Fitch Ratings has downgraded Macquarie Group after a global review of banking institutions.

The ratings house said that Macquarie Group has exposure to a number of market-oriented businesses, and that uncertain global economic conditions and increased regulation meant absolute returns would remain subdued compared with pre-2008 levels.

In addition, Fitch said Macquarie relied more heavily on wholesale funding more than its peers, a source of funding that has become increasingly volatile due to swings in investor confidence.

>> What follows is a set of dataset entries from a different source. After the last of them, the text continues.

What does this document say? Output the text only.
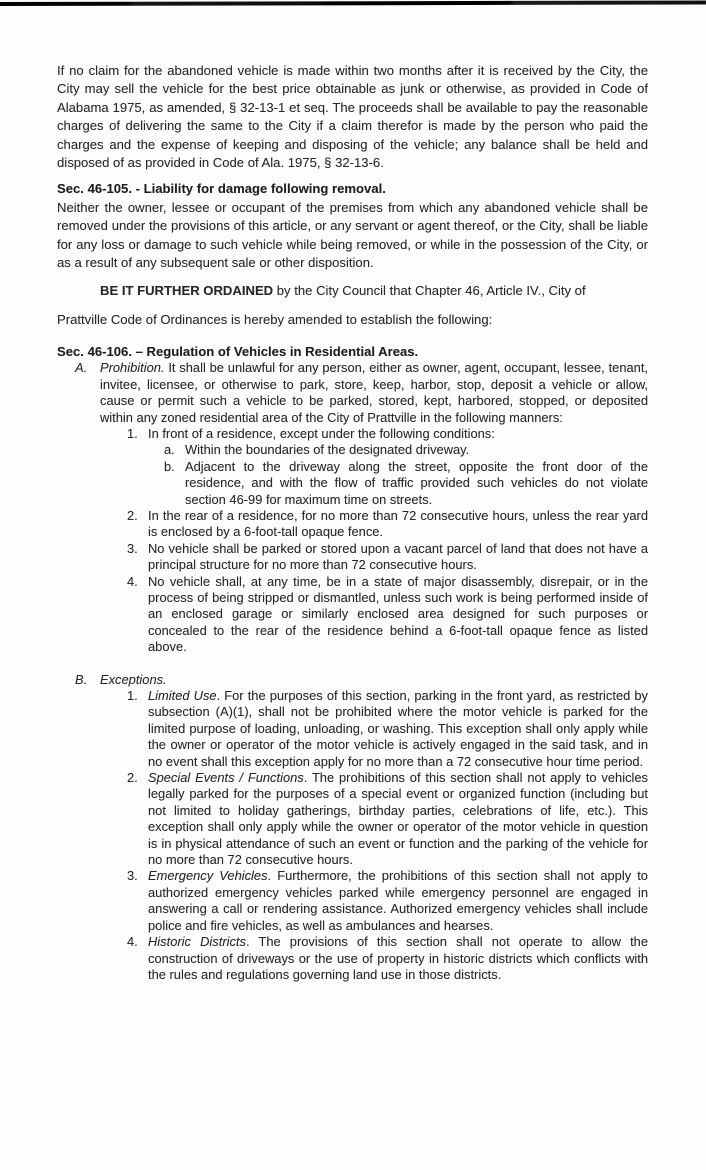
If no claim for the abandoned vehicle is made within two months after it is received by the City, the City may sell the vehicle for the best price obtainable as junk or otherwise, as provided in Code of Alabama 1975, as amended, § 32-13-1 et seq. The proceeds shall be available to pay the reasonable charges of delivering the same to the City if a claim therefor is made by the person who paid the charges and the expense of keeping and disposing of the vehicle; any balance shall be held and disposed of as provided in Code of Ala. 1975, § 32-13-6.

Sec. 46-105. - Liability for damage following removal.

Neither the owner, lessee or occupant of the premises from which any abandoned vehicle shall be removed under the provisions of this article, or any servant or agent thereof, or the City, shall be liable for any loss or damage to such vehicle while being removed, or while in the possession of the City, or as a result of any subsequent sale or other disposition.

BE IT FURTHER ORDAINED by the City Council that Chapter 46, Article IV., City of

Prattville Code of Ordinances is hereby amended to establish the following:

Sec. 46-106. – Regulation of Vehicles in Residential Areas.

A. Prohibition. It shall be unlawful for any person, either as owner, agent, occupant, lessee, tenant, invitee, licensee, or otherwise to park, store, keep, harbor, stop, deposit a vehicle or allow, cause or permit such a vehicle to be parked, stored, kept, harbored, stopped, or deposited within any zoned residential area of the City of Prattville in the following manners:
1. In front of a residence, except under the following conditions:
a. Within the boundaries of the designated driveway.
b. Adjacent to the driveway along the street, opposite the front door of the residence, and with the flow of traffic provided such vehicles do not violate section 46-99 for maximum time on streets.
2. In the rear of a residence, for no more than 72 consecutive hours, unless the rear yard is enclosed by a 6-foot-tall opaque fence.
3. No vehicle shall be parked or stored upon a vacant parcel of land that does not have a principal structure for no more than 72 consecutive hours.
4. No vehicle shall, at any time, be in a state of major disassembly, disrepair, or in the process of being stripped or dismantled, unless such work is being performed inside of an enclosed garage or similarly enclosed area designed for such purposes or concealed to the rear of the residence behind a 6-foot-tall opaque fence as listed above.
B. Exceptions.
1. Limited Use. For the purposes of this section, parking in the front yard, as restricted by subsection (A)(1), shall not be prohibited where the motor vehicle is parked for the limited purpose of loading, unloading, or washing. This exception shall only apply while the owner or operator of the motor vehicle is actively engaged in the said task, and in no event shall this exception apply for no more than a 72 consecutive hour time period.
2. Special Events / Functions. The prohibitions of this section shall not apply to vehicles legally parked for the purposes of a special event or organized function (including but not limited to holiday gatherings, birthday parties, celebrations of life, etc.). This exception shall only apply while the owner or operator of the motor vehicle in question is in physical attendance of such an event or function and the parking of the vehicle for no more than 72 consecutive hours.
3. Emergency Vehicles. Furthermore, the prohibitions of this section shall not apply to authorized emergency vehicles parked while emergency personnel are engaged in answering a call or rendering assistance. Authorized emergency vehicles shall include police and fire vehicles, as well as ambulances and hearses.
4. Historic Districts. The provisions of this section shall not operate to allow the construction of driveways or the use of property in historic districts which conflicts with the rules and regulations governing land use in those districts.
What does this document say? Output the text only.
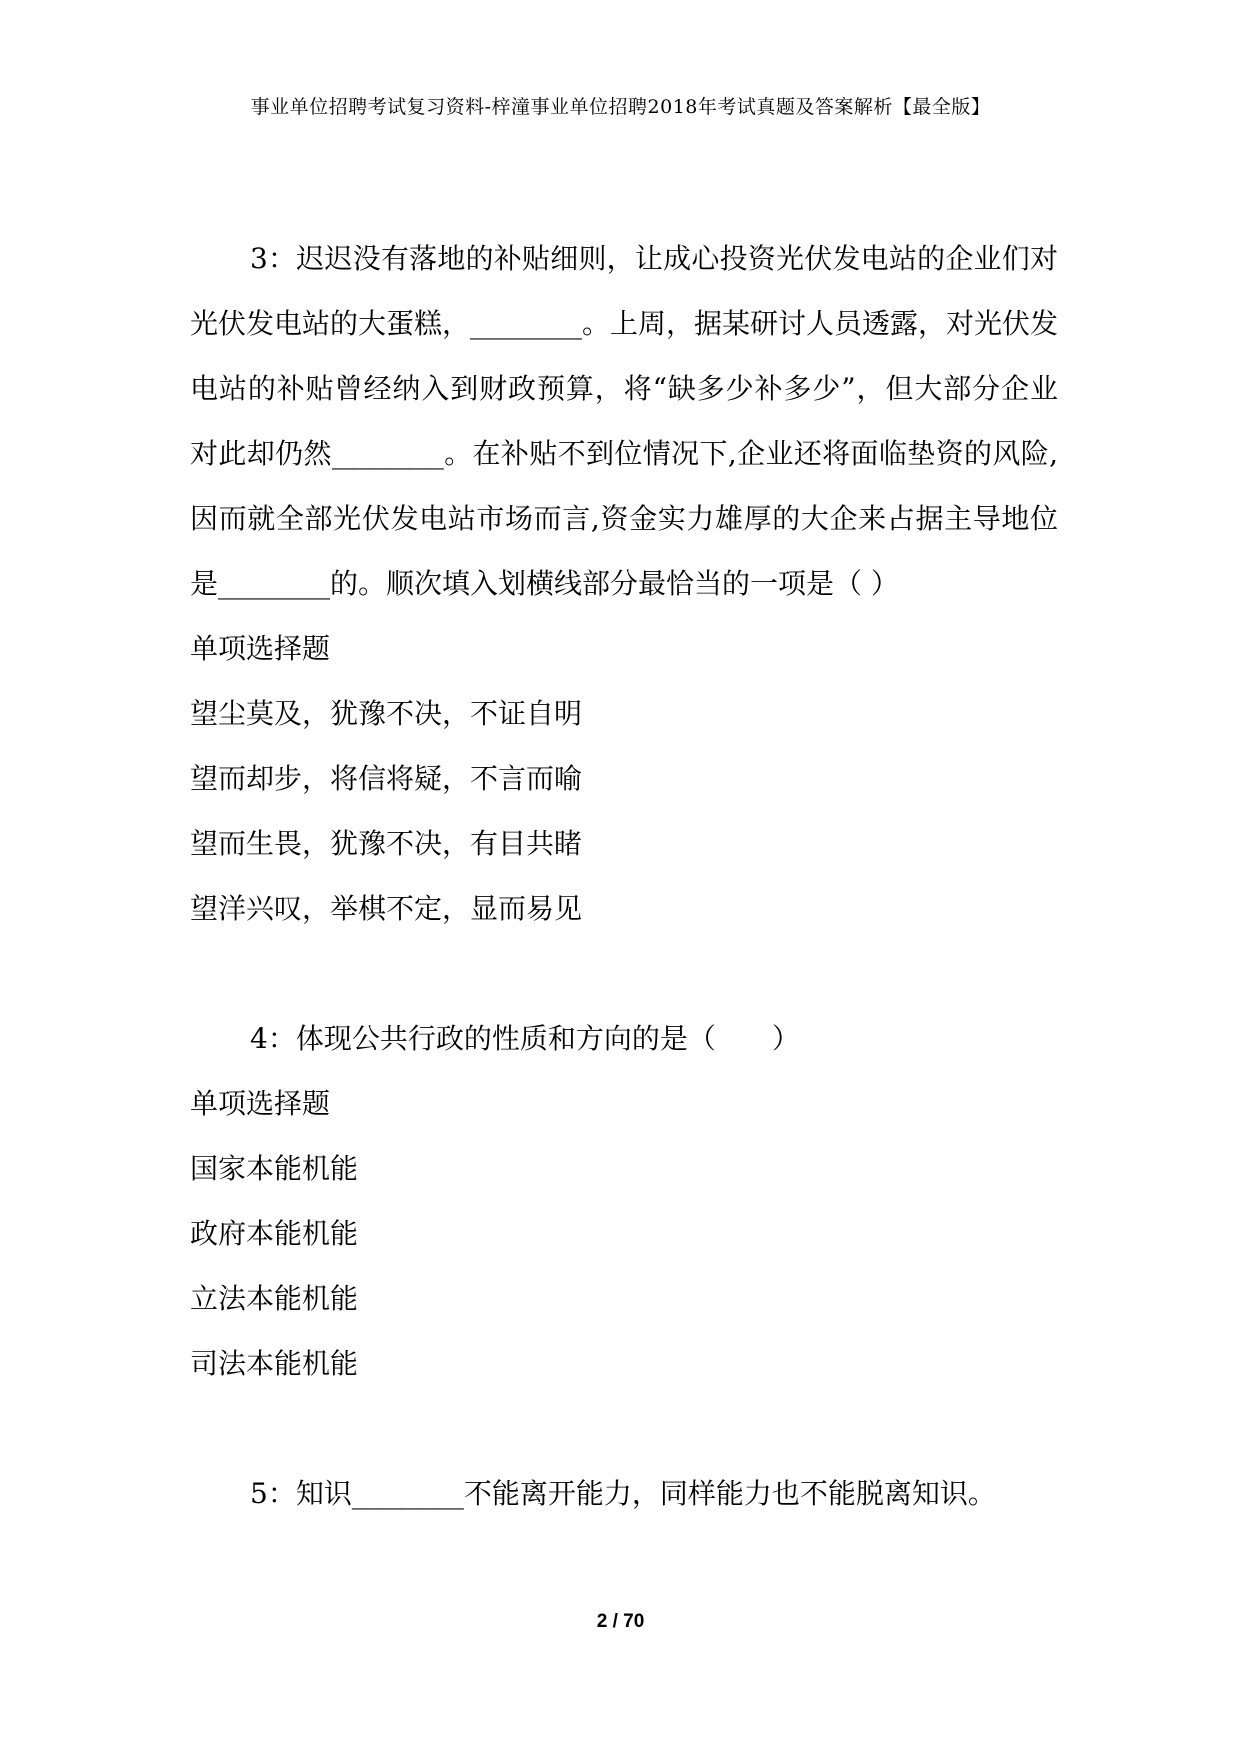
事业单位招聘考试复习资料-梓潼事业单位招聘2018年考试真题及答案解析【最全版】
3：迟迟没有落地的补贴细则，让成心投资光伏发电站的企业们对光伏发电站的大蛋糕，________。上周，据某研讨人员透露，对光伏发电站的补贴曾经纳入到财政预算，将“缺多少补多少”，但大部分企业对此却仍然________。在补贴不到位情况下,企业还将面临垫资的风险,因而就全部光伏发电站市场而言,资金实力雄厚的大企来占据主导地位是________的。顺次填入划横线部分最恰当的一项是（ ）
单项选择题
望尘莫及，犹豫不决，不证自明
望而却步，将信将疑，不言而喻
望而生畏，犹豫不决，有目共睹
望洋兴叹，举棋不定，显而易见
4：体现公共行政的性质和方向的是（　　）
单项选择题
国家本能机能
政府本能机能
立法本能机能
司法本能机能
5：知识________不能离开能力，同样能力也不能脱离知识。
2 / 70
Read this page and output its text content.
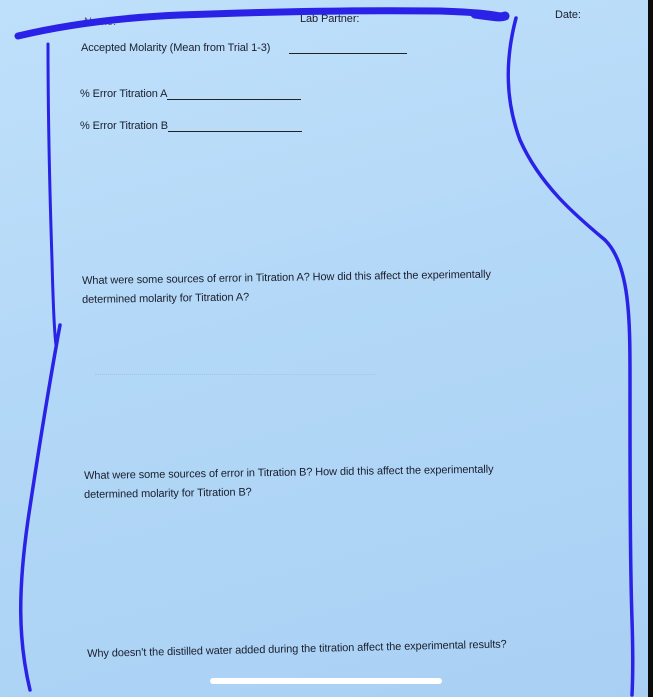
Name:	Lab Partner:	Date:
Accepted Molarity (Mean from Trial 1-3)
% Error Titration A
% Error Titration B
What were some sources of error in Titration A? How did this affect the experimentally
determined molarity for Titration A?
What were some sources of error in Titration B? How did this affect the experimentally
determined molarity for Titration B?
Why doesn't the distilled water added during the titration affect the experimental results?
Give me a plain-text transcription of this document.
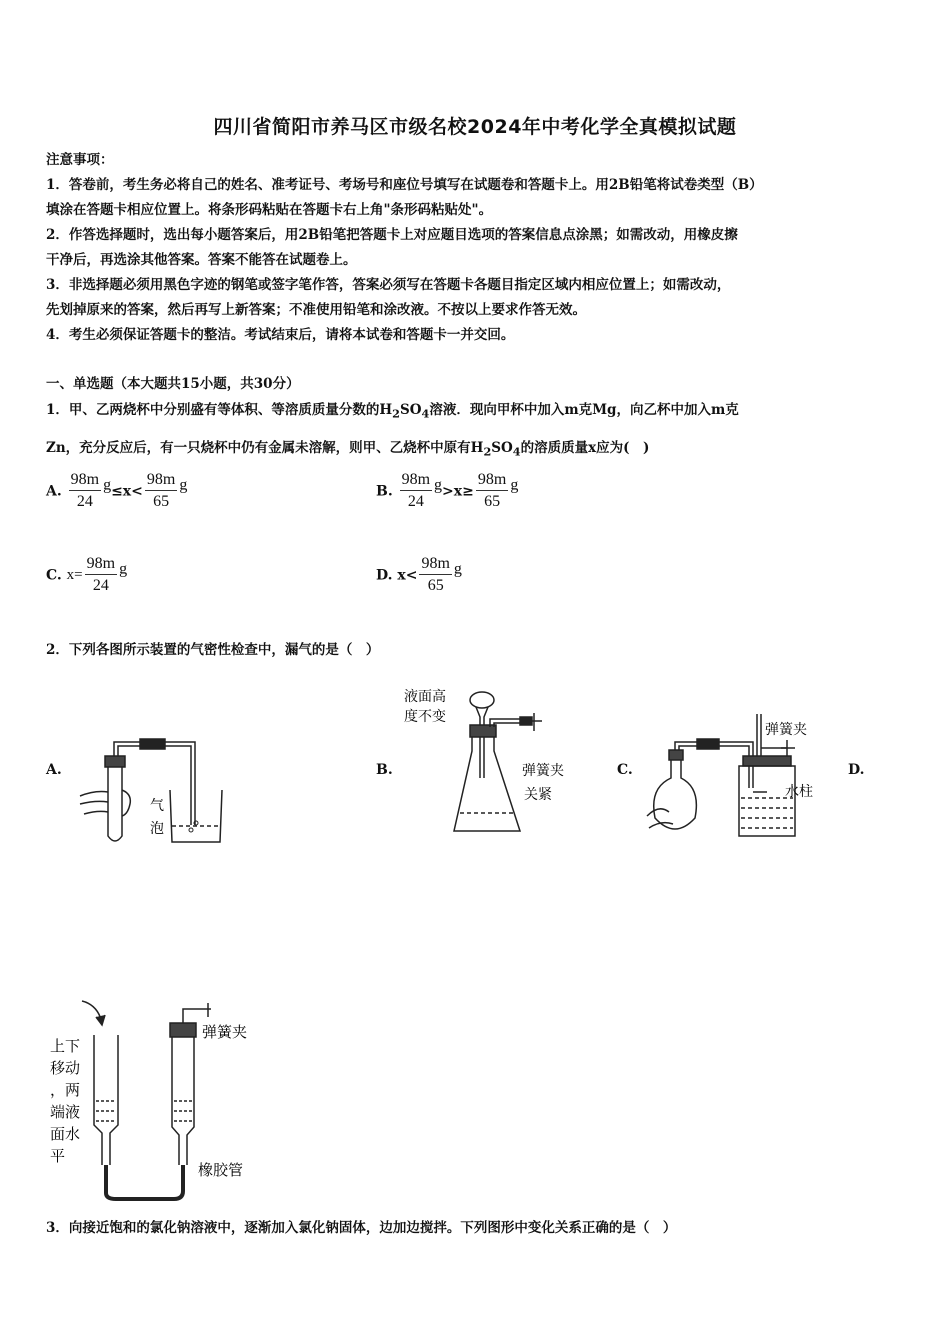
四川省简阳市养马区市级名校2024年中考化学全真模拟试题
注意事项：
1．答卷前，考生务必将自己的姓名、准考证号、考场号和座位号填写在试题卷和答题卡上。用2B铅笔将试卷类型（B）
填涂在答题卡相应位置上。将条形码粘贴在答题卡右上角"条形码粘贴处"。
2．作答选择题时，选出每小题答案后，用2B铅笔把答题卡上对应题目选项的答案信息点涂黑；如需改动，用橡皮擦
干净后，再选涂其他答案。答案不能答在试题卷上。
3．非选择题必须用黑色字迹的钢笔或签字笔作答，答案必须写在答题卡各题目指定区域内相应位置上；如需改动，
先划掉原来的答案，然后再写上新答案；不准使用铅笔和涂改液。不按以上要求作答无效。
4．考生必须保证答题卡的整洁。考试结束后，请将本试卷和答题卡一并交回。
一、单选题（本大题共15小题，共30分）
1．甲、乙两烧杯中分别盛有等体积、等溶质质量分数的$H_2SO_4$溶液．现向甲杯中加入m克Mg，向乙杯中加入m克
Zn，充分反应后，有一只烧杯中仍有金属未溶解，则甲、乙烧杯中原有$H_2SO_4$的溶质质量x应为(　)
A. $\frac{98m}{24} g\le x< \frac{98m}{65}$ g	B. $\frac{98m}{24} g>x\ge \frac{98m}{65}$ g
C. $x= \frac{98m}{24}$ g	D. $x< \frac{98m}{65}$ g
2．下列各图所示装置的气密性检查中，漏气的是（　）
A.	B.	C.	D.
气
泡
液面高
度不变
弹簧夹
关紧
弹簧夹
水柱
上下
移动
，两
端液
面水
平
弹簧夹
橡胶管
3．向接近饱和的氯化钠溶液中，逐渐加入氯化钠固体，边加边搅拌。下列图形中变化关系正确的是（　）
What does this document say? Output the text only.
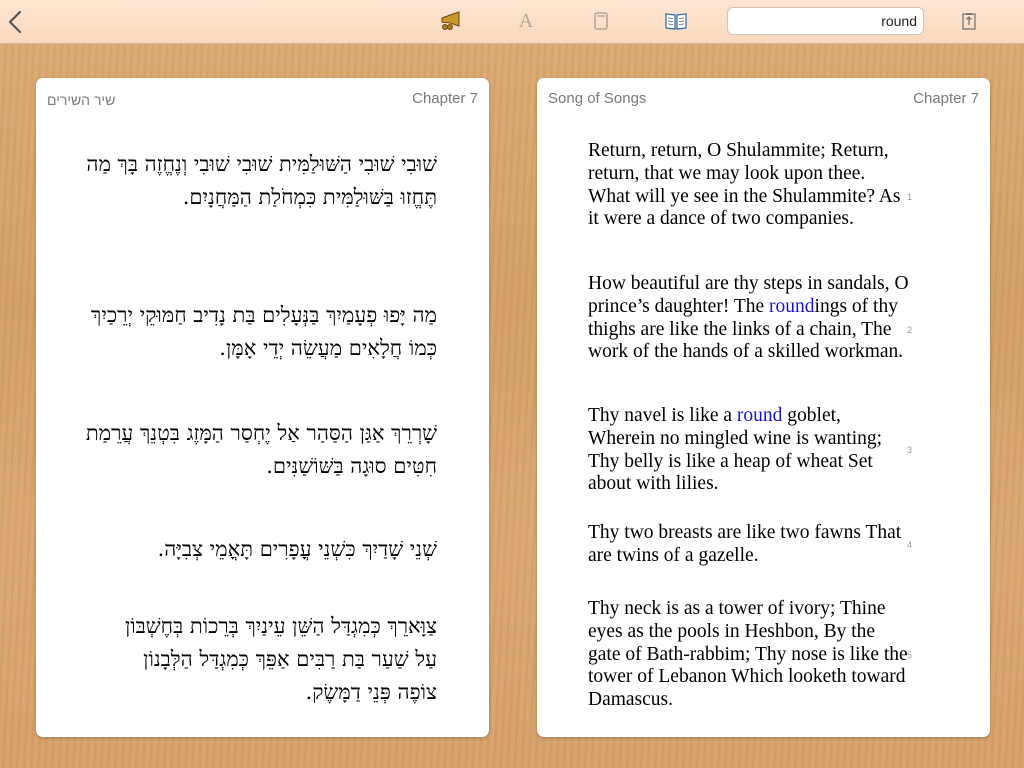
A
round
שיר השירים	Chapter 7
שׁוּבִי שׁוּבִי הַשּׁוּלַמִּית שׁוּבִי שׁוּבִי וְנֶחֱזֶה בָּךְ מַה תֶּחֱזוּ בַּשּׁוּלַמִּית כִּמְחֹלַת הַמַּחֲנָיִם.
מַה יָּפוּ פְעָמַיִךְ בַּנְּעָלִים בַּת נָדִיב חַמּוּקֵי יְרֵכַיִךְ כְּמוֹ חֲלָאִים מַעֲשֵׂה יְדֵי אָמָּן.
שָׁרְרֵךְ אַגַּן הַסַּהַר אַל יֶחְסַר הַמָּזֶג בִּטְנֵךְ עֲרֵמַת חִטִּים סוּגָה בַּשּׁוֹשַׁנִּים.
שְׁנֵי שָׁדַיִךְ כִּשְׁנֵי עֳפָרִים תָּאֳמֵי צְבִיָּה.
צַוָּארֵךְ כְּמִגְדַּל הַשֵּׁן עֵינַיִךְ בְּרֵכוֹת בְּחֶשְׁבּוֹן עַל שַׁעַר בַּת רַבִּים אַפֵּךְ כְּמִגְדַּל הַלְּבָנוֹן צוֹפֶה פְּנֵי דַמָּשֶׂק.
Song of Songs	Chapter 7
Return, return, O Shulammite; Return, return, that we may look upon thee. What will ye see in the Shulammite? As it were a dance of two companies.
1
How beautiful are thy steps in sandals, O prince’s daughter! The roundings of thy thighs are like the links of a chain, The work of the hands of a skilled workman.
2
Thy navel is like a round goblet, Wherein no mingled wine is wanting; Thy belly is like a heap of wheat Set about with lilies.
3
Thy two breasts are like two fawns That are twins of a gazelle.	4
Thy neck is as a tower of ivory; Thine eyes as the pools in Heshbon, By the gate of Bath-rabbim; Thy nose is like the tower of Lebanon Which looketh toward Damascus.
5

"Although MGL manages this exposure well, with a conservative liquidity policy and limited use of short-term wholesale funding, in Fitch's view this reliance, when combined with a more volatile earnings profile relative to that of commercial banks, is better reflected at the new rating levels," Fitch said.

Fitch dropped the 'long-term issuer default' rating of Macquarie Group and its subsidiaries, including Macquarie Bank, by one notch. However, a rating watch negative that had been placed on MGL was removed, with Fitch replacing this with a 'stable outlook for long-term IDRs.

Fitch acknowledged mitigating factors in its decision, including Macquarie's market-oriented businesses being client focused with only modest trading exposures, being proactive in addressing a changing landscape through exiting a number of businesses, as well as increasing capital efficiency.

The global review of banking institutions was prompted by the challenges facing financial institutions globally, in particular those that are more exposed to market- oriented income.